Fortunately, I have an idea. No, no, it’s not that Footrace for Health Care that I suggested last month. (Remember? Have each party put together a mile relay team, take them out to the old stadium, and hand out the batons? The team that breaks the tape gets to write the legislation and everyone has to support it. I know it wouldn’t work, but it can’t be much worse than what we are witnessing, and watching Steny Hoyer lay it down in the Nikes would be hilarious. Anyway, like I said, I’ve given up that idea.) What I have in mind is much more civilized, and in keeping with the generally dusty ways of Washington.
Have a debate. A real debate. Invite your political foes to put forward the best speaker they can muster to take you on in a head-to-head, height-of-prime-time, base of the Washington Monument, health care shoot out of words. You can lay out all of your reasons why this must progress while facing a panel of skilled questioners; and your opponent (whomever that may be) will lay out his or her objections while being peppered by the same crew. No booing or cheering audience. No home turf advantage. Just a straight up, two-hour debate of the merits and/or weaknesses. I’m getting chills just thinking of it. Of course, I watch a lot of CSPAN.
I know: Presidents don’t do debates, unless they are running for re-election. But what I don’t understand (aside from raw politics) is why not?

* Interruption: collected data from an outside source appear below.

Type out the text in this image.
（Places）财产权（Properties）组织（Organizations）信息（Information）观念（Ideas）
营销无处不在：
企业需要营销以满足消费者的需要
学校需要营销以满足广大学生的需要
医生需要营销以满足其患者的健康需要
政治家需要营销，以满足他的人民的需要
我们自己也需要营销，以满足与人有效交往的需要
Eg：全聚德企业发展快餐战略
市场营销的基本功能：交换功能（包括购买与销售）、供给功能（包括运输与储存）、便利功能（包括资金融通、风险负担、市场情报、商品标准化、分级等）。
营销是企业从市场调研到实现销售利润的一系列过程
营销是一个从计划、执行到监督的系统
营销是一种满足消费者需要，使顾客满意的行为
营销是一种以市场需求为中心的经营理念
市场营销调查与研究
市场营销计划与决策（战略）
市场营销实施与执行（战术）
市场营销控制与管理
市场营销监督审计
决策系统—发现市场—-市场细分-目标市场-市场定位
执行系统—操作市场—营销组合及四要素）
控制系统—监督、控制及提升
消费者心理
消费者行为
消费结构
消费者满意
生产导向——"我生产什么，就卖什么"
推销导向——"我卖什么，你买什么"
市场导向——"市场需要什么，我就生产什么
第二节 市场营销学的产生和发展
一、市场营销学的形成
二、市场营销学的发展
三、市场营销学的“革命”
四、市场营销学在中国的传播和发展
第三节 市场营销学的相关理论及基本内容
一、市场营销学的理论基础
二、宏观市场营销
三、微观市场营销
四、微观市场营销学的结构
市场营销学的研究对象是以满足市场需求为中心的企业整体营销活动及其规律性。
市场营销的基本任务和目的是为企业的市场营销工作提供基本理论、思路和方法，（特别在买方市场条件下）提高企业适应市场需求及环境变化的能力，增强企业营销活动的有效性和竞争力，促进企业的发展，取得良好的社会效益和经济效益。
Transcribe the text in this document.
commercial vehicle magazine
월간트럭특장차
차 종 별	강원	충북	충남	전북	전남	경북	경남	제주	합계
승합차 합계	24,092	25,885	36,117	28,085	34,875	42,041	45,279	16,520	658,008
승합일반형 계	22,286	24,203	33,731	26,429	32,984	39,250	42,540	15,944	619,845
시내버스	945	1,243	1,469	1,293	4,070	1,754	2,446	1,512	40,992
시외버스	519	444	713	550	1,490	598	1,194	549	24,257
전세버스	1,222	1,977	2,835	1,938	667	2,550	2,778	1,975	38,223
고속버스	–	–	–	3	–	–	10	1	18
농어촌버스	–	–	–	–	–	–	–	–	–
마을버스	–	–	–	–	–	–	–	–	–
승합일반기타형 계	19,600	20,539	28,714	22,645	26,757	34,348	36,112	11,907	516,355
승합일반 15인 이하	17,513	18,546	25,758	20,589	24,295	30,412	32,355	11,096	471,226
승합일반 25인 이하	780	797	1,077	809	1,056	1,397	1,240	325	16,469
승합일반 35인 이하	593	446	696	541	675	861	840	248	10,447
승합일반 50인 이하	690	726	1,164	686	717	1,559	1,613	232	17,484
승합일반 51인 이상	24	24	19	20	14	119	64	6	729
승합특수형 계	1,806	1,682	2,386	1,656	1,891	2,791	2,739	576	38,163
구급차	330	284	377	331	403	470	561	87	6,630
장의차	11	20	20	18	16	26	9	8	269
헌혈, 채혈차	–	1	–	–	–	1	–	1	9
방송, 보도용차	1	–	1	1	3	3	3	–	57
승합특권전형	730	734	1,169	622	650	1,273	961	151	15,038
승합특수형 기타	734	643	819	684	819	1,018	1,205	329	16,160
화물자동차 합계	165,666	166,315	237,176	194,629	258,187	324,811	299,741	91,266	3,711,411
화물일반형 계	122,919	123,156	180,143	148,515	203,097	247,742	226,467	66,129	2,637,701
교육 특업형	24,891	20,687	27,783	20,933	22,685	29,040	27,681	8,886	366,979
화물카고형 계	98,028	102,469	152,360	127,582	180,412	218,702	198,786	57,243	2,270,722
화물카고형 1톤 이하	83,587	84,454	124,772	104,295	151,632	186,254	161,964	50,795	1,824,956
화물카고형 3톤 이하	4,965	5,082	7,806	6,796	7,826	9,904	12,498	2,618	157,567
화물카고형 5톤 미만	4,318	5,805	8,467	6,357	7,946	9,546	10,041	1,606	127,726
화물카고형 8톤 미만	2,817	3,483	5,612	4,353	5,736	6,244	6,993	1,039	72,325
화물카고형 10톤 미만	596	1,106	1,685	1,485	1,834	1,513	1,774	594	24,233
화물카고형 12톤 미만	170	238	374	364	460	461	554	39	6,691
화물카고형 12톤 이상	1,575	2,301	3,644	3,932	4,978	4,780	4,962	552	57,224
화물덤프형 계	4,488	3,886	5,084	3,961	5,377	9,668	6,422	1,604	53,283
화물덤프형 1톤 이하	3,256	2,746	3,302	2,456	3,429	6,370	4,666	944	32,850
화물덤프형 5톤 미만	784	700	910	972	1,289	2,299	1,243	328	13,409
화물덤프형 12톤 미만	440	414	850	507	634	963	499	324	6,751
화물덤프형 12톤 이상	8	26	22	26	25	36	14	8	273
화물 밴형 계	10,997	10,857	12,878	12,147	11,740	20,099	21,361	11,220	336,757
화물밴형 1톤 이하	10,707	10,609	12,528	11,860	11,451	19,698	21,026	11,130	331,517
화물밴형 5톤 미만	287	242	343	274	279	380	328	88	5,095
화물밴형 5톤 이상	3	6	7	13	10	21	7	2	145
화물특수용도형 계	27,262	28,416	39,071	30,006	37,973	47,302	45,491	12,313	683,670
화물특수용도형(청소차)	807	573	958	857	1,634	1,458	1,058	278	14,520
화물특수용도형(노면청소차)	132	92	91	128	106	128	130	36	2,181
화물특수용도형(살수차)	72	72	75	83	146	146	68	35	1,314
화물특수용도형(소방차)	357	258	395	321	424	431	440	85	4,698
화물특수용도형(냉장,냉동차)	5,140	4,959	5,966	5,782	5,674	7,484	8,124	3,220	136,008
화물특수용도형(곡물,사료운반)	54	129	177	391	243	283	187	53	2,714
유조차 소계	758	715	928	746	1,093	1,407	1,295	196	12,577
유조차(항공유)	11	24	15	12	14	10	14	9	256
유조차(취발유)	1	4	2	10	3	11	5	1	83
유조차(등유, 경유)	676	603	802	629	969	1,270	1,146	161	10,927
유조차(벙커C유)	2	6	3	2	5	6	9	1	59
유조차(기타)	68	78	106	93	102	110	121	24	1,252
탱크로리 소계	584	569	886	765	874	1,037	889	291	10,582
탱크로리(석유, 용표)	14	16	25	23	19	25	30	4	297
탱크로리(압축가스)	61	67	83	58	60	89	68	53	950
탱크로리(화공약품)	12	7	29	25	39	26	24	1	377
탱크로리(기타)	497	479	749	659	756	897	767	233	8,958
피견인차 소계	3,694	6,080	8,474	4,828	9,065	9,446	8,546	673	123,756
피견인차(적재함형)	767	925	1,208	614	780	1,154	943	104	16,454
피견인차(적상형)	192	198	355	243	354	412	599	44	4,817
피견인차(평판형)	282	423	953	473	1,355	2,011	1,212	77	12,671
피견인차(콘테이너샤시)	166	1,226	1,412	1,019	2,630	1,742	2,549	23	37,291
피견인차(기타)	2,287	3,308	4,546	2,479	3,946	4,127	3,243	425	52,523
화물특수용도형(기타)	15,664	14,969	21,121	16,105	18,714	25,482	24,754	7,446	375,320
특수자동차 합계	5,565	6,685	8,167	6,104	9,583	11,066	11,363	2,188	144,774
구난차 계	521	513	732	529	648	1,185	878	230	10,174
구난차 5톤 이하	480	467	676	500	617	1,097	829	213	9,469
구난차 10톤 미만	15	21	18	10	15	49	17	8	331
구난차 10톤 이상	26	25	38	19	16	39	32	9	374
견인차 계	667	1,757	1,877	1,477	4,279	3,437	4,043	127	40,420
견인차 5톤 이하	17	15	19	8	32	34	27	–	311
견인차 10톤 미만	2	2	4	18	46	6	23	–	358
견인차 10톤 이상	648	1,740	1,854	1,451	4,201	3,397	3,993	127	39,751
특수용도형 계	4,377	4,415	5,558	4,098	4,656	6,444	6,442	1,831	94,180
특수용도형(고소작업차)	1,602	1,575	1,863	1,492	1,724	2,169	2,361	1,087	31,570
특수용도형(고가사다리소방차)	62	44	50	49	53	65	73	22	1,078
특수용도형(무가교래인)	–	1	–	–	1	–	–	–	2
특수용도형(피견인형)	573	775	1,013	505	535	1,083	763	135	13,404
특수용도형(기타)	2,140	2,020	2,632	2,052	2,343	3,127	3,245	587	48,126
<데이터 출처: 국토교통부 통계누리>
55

If your ideas are as strong as you believe they are, they will hold up. If they are not, they will wither. Either way, voters will (hopefully) get closer to really understanding what’s on the table. And either way it’s got to be more illuminating than what we’re getting now: A steady barrage of talking points from both sides that seems to be convincing no one of anything that they don’t already believe in.
Give me a call if you want me to be the moderator…or referee. I have to warn you: I’ll be brutally impartial despite these letters. And after all, no one can accuse me of being won over by all your responses. (Ahem.)